Looking for relevant papers involves sifting through a LOT of chaff. For search results, I tend to want focused density in my results, and I want to do as little work as possible to get it.

  * Scannable

  * Enough context to establish possible relevance

  * An easy way to obtain the fulltext of the paper and a .bib entry

As far as scannability...

  * I'd rather scroll than click.

  * I'd rather not scroll than scroll.

The more info I can easily read on each screen, the better, and I want action links with the search result itself. Clicks that go to other pages or sites require leaving a trail of tabs open in the browser to avoid losing the search context. So don't assume that if someone clicks on a link that they want it to open in the same window. I want to whip through all the garbage as fast as possible, and every click and animated expanding box makes that harder.

Part of the issue is that search results are only a small part of the paper-finding process, and the poor quality of most results (as well as text buried in PDFs) means that a lot of additional steps are required to assess relevance. I've tried Zotero but don't like being trapped inside it, so have developed my own workflow for capturing and assessing papers:

First, every paper I download gets a unique identifier that is easy to recreate from the paper's metadata, so I can figure out what it is just from a printed hardcopy. The code is similar to the one that Google Scholar used to generate, slightly extended to improve uniqueness. It's not perfect, but I think I've had only three collisions during the time I've been using it.
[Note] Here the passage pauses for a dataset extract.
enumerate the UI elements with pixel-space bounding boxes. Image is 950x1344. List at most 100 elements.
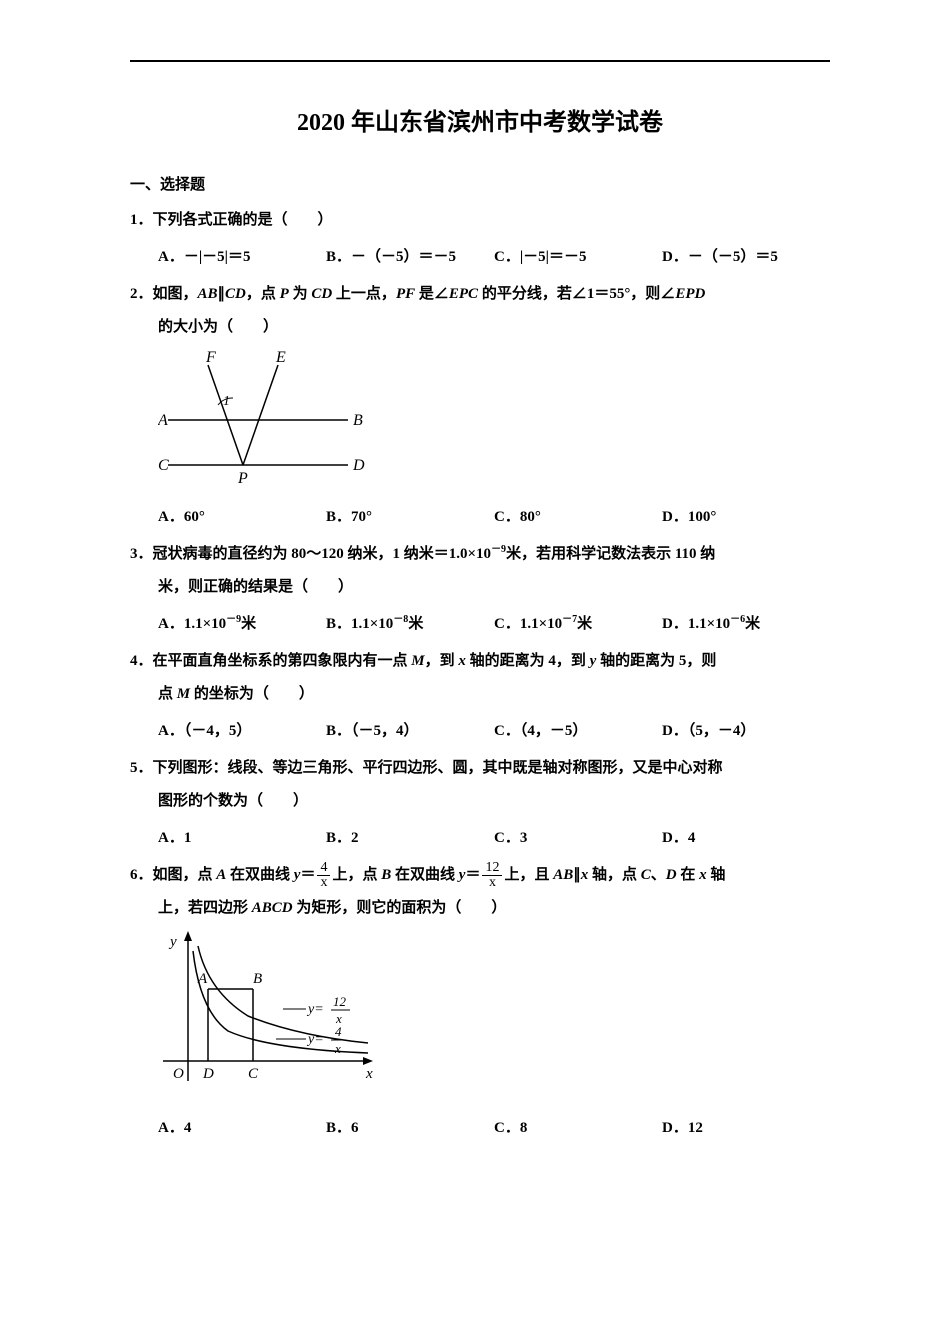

Second, the paper is saved as CODENAME.pdf in a papers directory, and possibly symlinked to a project directory. I've got a greasemonkey script to automatically route appropriate sites through my university's ezproxy, but the slight differences between IEEE, ACM, and Springer are constantly annoying.

Third, a BiBTeX entry (with the code as the identifier) is appended to a master .bib file. Google Scholar's BibTeX entries are often incomplete, so getting them from the publisher's site is much preferable. Bad entries still creep in, and have to be cleaned up later if it ends up being used as a reference.

Fourth, an entry for the paper is created in an appropriate .org file, keyed with the code. Notes will later be transcribed, and keywords appended.

That's the trawling process. Later, I'll go back and actually sort through all the papers pulled in, to determine whether or not they're really relevant, or might be relevant to another project. This process can either be using a PDF reader (which is painful) or using a large pile of actual hardcopy printouts (which is painful). On Linux, I've yet to find a good way to annotate PDFs, so hardcopy is actually the most useful. As each paper is assessed, I use different colored highlighters to mark the most relevant bits, particularly references that I want to chase (which, for example, get marked with red highlighter). A quick assessment of the value of the paper is scrawled across the front page, along with its code. If it's determined to be irrelevant, a paper can be discarded at any point in the process.

Highlighted references are chased during another trawl. Each reference has to be entered by hand into Google Scholar, since it doesn't let you surf the reference chain directly. (MSR's fancy bits are Silverlight-based, so I've never used it much.) At this point, I'll have the knowledge to guess whether other works by the same author might be relevant, and at this point I'll do author-specific searches, or search for later papers by other authors that cite an interesting one.

Good surveys are of particular interest, if they can be found, as they're likely to have a high density of good references as well as to be cited by other researchers working in the same area. Often, I'll want to chase down a large proportion of the cited papers in a good survey. If particular conferences or journals are found that are highly relevant, slogging through the ToCs on the publisher's website is often another way to find useful connections.

I prefer an assembly-line approach: I don't want to actually read papers while trawling; I don't want to chase references while reading.

If I click on a paper title in the search results, the most important thing I want to see on the next screen is not the paper title; it's everything else about the paper that will let me figure out how much additional attention it's worth to me. If I've deliberately looked up the paper, that's when I want to surf a citation graph, or explore other works by the same author.

The process is very messy and only partially automatable. But, any new search site would have to provide a lot of value relative to Google Scholar in order to result in a real improvement to the overall workflow.